Baked Brie Pasta Sauce (Print Version)

Silky fettuccine tossed in a creamy baked brie and cherry tomato sauce with herbs.

# Ingredient List:

→ Pasta

01 - 14 oz fettuccine

→ Sauce

02 - 9 oz brie cheese wheel, rind on, cut into large chunks
03 - 1 lb cherry tomatoes, halved
04 - 3 cloves garlic, thinly sliced
05 - 2 tablespoons extra-virgin olive oil
06 - 1 teaspoon fresh thyme leaves or ½ teaspoon dried
07 - ½ teaspoon crushed red pepper flakes (optional)
08 - ½ teaspoon kosher salt
09 - ¼ teaspoon freshly ground black pepper

→ Garnish

10 - 10 fresh basil leaves, torn
11 - Freshly ground black pepper, to taste

# Recipe Steps:

01 - Preheat the oven to 400°F.
02 - Combine cherry tomatoes, garlic, olive oil, thyme, red pepper flakes, salt, and pepper in a large ovenproof baking dish. Toss to mix evenly.
03 - Nestle the chunks of brie into the center of the baking dish, partially surrounded by the tomatoes.
04 - Bake uncovered for 25 minutes until tomatoes soften and burst, and the brie melts to a creamy consistency.
05 - Cook fettuccine in a large pot of salted boiling water until al dente. Reserve ½ cup pasta water, then drain.
06 - Remove the baking dish from the oven and stir melted brie and tomatoes to form a creamy sauce.
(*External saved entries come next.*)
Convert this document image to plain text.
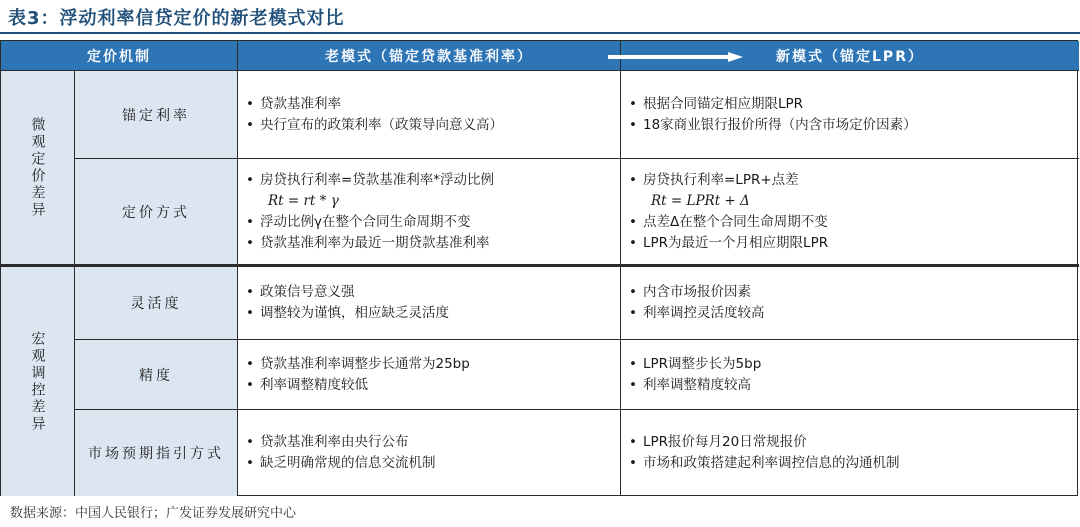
表3：浮动利率信贷定价的新老模式对比
定价机制	老模式（锚定贷款基准利率）	新模式（锚定LPR）
微观定价差异
锚定利率
• 贷款基准利率
• 央行宣布的政策利率（政策导向意义高）
• 根据合同锚定相应期限LPR
• 18家商业银行报价所得（内含市场定价因素）
定价方式
• 房贷执行利率=贷款基准利率*浮动比例
Rt = rt * γ
• 浮动比例γ在整个合同生命周期不变
• 贷款基准利率为最近一期贷款基准利率
• 房贷执行利率=LPR+点差
Rt = LPRt + Δ
• 点差Δ在整个合同生命周期不变
• LPR为最近一个月相应期限LPR
宏观调控差异
灵活度
• 政策信号意义强
• 调整较为谨慎，相应缺乏灵活度
• 内含市场报价因素
• 利率调控灵活度较高
精度
• 贷款基准利率调整步长通常为25bp
• 利率调整精度较低
• LPR调整步长为5bp
• 利率调整精度较高
市场预期指引方式
• 贷款基准利率由央行公布
• 缺乏明确常规的信息交流机制
• LPR报价每月20日常规报价
• 市场和政策搭建起利率调控信息的沟通机制
数据来源：中国人民银行；广发证券发展研究中心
Add hot fettuccine and toss well, incorporating reserved pasta water as needed for silkiness.
07 - Scatter torn basil leaves over the pasta, season with freshly ground black pepper, and serve immediately.

# Expert Suggestions:

01 -
  • The entire sauce melts together in one dish while you cook pasta, leaving almost nothing to clean up.
  • Brie does the heavy lifting here, transforming into pure comfort without a single cream or butter addition.
  • This feels fancy enough to serve guests, yet casual enough for a weeknight when you want something special.
02 -
  • Reserve that pasta water before draining, because those starchy few spoonfuls transform the sauce from thick to luxurious in seconds.
  • Don't let the brie get too dark in the oven or it can taste slightly bitter, so watch it after the 20 minute mark.
  • Toss everything together quickly in the hot baking dish rather than transferring to a serving bowl, because moving it slows the cooling process and the sauce works better warm.
03 -
  • Bring your brie to room temperature for 15 minutes before baking so it melts more evenly and quickly.
  • The rind of the brie should stay on because it adds structure and a subtle flavor that keeps the sauce from becoming one-note.